Mammary gland tumours can be either malignant (cancerous) or benign (non-cancerous) and arise from the different types of tissues (epithelial or glandular tissues, and mesenchymal or connective tissues) in the mammary gland. The most common types are tumours from the glandular tissues and include adenoma, carcinoma, and Aden carcinoma. Half of all mammary gland tumours are benign and can be treated successfully with surgery alone. The other half are malignant and have the potential for metastasis. The outcome for patients with malignant mammary gland tumours depends on several factors including tumour type, histologic grade (appearance of the tumour cells under the microscope and how similar or dissimilar they are to normal tissues), tumour size, and tumour stage (presence of regional and distant metastasis).
We recommend that all mammary gland masses are surgically removed and biopsied to determine the tumour type. Dogs with benign tumours usually do not require further treatment, but cases with malignant tumours should be staged (evaluated for metastasis by tests such as chest X-rays and abdominal ultrasound). Dogs with small (less than about 1 inch diameter) low histologic grade carcinomas and Aden carcinomas with no evidence of metastasis may be treated effectively with surgery alone. Dogs with large or invasive tumours, high histologic grade, sarcomas (tumours of mesenchymal origin), lymph node involvement and/or other sites of spread are at risk for both recurrence of the original tumour and metastasis.
Hormonal therapy in the form of ovariohysterectomy may be beneficial in unspayed dogs with carcinomas or Aden carcinomas. A recent study at the Veterinary Hospital of the University of Pennsylvania showed that dogs spayed either at the same time of their tumour removal or within two years prior to the tumour surgery lived significantly longer than dogs that remained unspayed after their tumours were removed. Chemotherapy may also be indicated in dogs with aggressive tumours. Chemotherapy has been shown to be effective in individual dogs with metastatic Aden carcinomas, but there are no large studies that prove the benefit of chemotherapy in dogs suspected of being at risk for metastasis.

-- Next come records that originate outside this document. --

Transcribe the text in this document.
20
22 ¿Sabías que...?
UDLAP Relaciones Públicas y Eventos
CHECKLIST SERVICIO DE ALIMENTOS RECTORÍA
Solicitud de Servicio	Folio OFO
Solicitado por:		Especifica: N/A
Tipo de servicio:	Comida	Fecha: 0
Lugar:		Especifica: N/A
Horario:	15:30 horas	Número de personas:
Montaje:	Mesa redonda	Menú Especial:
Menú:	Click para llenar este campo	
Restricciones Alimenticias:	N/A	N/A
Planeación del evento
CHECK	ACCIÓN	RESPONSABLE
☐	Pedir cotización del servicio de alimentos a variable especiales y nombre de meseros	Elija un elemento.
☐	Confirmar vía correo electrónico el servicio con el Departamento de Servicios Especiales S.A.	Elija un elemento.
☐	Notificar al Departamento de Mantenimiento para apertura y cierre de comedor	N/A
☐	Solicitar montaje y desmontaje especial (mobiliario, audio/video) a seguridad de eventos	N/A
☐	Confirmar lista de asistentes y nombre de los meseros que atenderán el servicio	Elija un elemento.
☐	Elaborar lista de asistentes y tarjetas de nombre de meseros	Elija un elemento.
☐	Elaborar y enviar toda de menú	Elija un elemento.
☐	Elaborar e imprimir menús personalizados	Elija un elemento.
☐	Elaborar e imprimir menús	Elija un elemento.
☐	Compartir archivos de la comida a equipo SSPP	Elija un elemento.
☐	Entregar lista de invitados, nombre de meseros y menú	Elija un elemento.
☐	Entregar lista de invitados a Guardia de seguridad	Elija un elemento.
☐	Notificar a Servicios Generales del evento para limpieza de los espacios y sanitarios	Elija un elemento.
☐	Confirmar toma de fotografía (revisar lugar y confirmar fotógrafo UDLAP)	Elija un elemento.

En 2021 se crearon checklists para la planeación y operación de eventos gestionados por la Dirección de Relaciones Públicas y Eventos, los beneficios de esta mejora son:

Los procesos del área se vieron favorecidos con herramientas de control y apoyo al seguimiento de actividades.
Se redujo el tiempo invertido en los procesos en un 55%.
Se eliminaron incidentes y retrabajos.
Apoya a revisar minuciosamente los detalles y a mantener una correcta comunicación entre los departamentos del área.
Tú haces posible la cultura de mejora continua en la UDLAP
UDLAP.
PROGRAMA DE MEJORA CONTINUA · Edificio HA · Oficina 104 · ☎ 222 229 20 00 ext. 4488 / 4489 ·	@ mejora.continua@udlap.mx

Owners can play an important role in their dog's health. The protective effect of early ovariohysterectomy is substantial, and dogs that are not intended for breeding should be spayed before their first or second heat. Obesity and a high fat diet in the first year may also increase the risk for tumour development, so not overfeeding young growing dogs could be beneficial. Owners should examine their dogs at regular intervals for any lumps, bumps, or swellings and take them for yearly veterinary checkups. All lumps should be surgically removed and biopsied. Early diagnosis and treatment are crucial for a good outcome.
Canine mammary tumours have many similarities to breast cancer in women. In both, it is a disease that affects the middle-age to older patient, and the most common tumour types are the same. The treatments are similar, and patients with small tumours and early, localized disease can be cured. However, for patients with tumours that have spread elsewhere in the body, the prognosis is not good. Canine mammary gland tumours are excellent models for breast cancer in women, and clinical research studying mammary gland tumours in dogs has the potential to benefit both dogs and women.